The narrative is frequently cited as derived from Tannhäuser, though there are shifts in emphasis. Assad is a warrior and diplomat, rather than an artist. There’s none of Wagner’s pseudo-Christian emphasis on chastity: the texts of Sulamith’s arias derive from the Song of Songs and her feelings for Assad are explicitly sexual. Wagner’s influence on vocal writing and harmony is, however, significant. The big choruses unfurl with majestic slowness like the ceremonies from Lohengrin, while the Queen, when crossed, resorts to Ortrud-like phrases over an immense span. Tristan-esque chromatics turn Orientalist in their depiction of the Queen and her retinue, while Assad’s hallucinations in the Syrian desert steer close to Tristan’s ravings in Wagner’s Act 3. The shockingly brief love duet, however, is the antithesis of Tristan – a furtive quickie rather than a night of rapture – though there’s a terrifically sexy passage towards the end, when the Queen, sensing Assad is deserting her, uses all her wiles to get him back.

The new recording hails from Freiburg and the same team that gave us CPO’s much-admired Francesca da Rimini earlier this year (1/16). The two sets share the same conductor in Fabrice Bollon, and hence a number of similarities in approach: subtlety in music that can turn bombastic if insensitively handled; orchestral refinement and a refusal to indulge in melodrama or crude effects; and singing of great authority from a uniformly fine, if unfamiliar cast, who more than adequately meet the score’s challenges.
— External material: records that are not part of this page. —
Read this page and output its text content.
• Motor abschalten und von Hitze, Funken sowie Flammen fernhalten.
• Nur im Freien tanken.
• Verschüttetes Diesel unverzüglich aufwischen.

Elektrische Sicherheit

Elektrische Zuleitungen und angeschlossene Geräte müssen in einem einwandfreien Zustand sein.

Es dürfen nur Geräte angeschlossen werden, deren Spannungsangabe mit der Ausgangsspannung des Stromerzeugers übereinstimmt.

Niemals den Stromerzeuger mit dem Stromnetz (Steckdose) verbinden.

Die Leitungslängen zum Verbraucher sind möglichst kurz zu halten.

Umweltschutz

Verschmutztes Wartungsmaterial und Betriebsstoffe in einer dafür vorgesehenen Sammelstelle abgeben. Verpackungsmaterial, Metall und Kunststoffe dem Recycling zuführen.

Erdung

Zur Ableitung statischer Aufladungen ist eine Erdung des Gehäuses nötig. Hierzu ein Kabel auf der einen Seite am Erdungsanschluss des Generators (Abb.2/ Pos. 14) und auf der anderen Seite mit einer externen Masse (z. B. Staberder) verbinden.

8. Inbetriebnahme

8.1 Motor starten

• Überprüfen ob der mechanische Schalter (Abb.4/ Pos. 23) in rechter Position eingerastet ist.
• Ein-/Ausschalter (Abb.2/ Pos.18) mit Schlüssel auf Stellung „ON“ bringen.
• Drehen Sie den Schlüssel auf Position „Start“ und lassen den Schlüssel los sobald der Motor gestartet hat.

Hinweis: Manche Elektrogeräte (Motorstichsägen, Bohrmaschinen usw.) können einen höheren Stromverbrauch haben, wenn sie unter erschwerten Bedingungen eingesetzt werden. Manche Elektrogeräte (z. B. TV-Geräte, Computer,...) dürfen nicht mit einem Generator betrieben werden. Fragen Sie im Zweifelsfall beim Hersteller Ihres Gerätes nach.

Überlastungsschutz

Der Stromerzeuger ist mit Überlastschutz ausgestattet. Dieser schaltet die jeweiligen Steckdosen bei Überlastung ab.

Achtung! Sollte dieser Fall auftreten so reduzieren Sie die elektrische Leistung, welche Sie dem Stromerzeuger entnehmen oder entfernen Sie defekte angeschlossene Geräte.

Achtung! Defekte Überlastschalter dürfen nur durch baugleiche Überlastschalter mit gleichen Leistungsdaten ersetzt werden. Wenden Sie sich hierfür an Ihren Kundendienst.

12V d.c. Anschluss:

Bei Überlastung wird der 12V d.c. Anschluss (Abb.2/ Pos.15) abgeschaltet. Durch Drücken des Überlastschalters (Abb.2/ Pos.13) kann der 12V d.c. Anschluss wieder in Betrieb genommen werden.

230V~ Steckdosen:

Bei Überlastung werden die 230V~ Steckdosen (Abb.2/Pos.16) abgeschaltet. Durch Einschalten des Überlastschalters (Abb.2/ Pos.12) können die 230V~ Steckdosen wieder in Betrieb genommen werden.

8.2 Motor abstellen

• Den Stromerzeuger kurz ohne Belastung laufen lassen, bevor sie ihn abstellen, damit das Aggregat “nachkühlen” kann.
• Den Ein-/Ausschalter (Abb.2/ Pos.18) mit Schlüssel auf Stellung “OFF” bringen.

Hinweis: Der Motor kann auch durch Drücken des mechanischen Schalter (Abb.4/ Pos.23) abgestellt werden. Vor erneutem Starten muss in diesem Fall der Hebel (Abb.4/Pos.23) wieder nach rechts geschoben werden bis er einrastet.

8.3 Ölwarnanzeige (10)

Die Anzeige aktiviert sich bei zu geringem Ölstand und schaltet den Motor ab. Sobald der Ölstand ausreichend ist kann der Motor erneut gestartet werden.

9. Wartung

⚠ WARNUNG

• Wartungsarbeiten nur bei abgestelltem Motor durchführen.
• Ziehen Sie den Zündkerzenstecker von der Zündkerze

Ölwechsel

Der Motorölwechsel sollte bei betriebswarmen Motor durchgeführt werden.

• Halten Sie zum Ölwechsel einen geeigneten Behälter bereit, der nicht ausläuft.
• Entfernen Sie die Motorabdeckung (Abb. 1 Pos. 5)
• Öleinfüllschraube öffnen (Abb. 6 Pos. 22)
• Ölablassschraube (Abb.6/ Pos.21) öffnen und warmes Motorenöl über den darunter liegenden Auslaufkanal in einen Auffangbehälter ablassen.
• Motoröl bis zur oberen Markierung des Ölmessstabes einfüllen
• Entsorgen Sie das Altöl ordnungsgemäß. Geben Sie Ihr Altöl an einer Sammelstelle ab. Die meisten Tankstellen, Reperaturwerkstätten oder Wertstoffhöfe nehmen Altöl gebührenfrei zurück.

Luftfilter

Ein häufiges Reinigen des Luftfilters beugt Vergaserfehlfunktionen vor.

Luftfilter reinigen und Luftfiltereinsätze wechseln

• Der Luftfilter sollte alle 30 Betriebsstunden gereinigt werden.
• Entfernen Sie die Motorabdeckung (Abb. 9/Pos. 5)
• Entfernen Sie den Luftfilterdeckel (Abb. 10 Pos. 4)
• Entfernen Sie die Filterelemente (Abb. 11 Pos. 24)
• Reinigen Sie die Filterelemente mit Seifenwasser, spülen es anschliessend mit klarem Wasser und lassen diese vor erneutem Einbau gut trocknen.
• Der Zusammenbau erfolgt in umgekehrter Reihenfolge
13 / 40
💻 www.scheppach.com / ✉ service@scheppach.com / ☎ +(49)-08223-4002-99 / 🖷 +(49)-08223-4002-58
We could do with more words from Katerina Hebelková’s Queen, but her voice, with its quick vibrato and dark, almost Rita Gorr-ish tone, is deeply sensual, and we fully understand why her Assad, Thai tenor Nuttaporn Tammathi, is so fatally attracted. He’s a real find, singing with eloquence, passion and a voice of remarkable beauty and evenness: his ‘Magische Töne’, the best-known number in the score, ends with a breathtaking ascent to its final high pianissimos. Irma Mihelič’s silvery-toned Sulamith is touchingly vulnerable, though this is a voice that can also soar with thrilling ease over massive choral forces. Hungaroton’s 1980 recording with Siegfried Jerusalem as Assad and Klára Takács as the Queen seems staid and unnecessarily grandiose in comparison. It’s a heady, enthralling experience, and I can’t recommend it highly enough.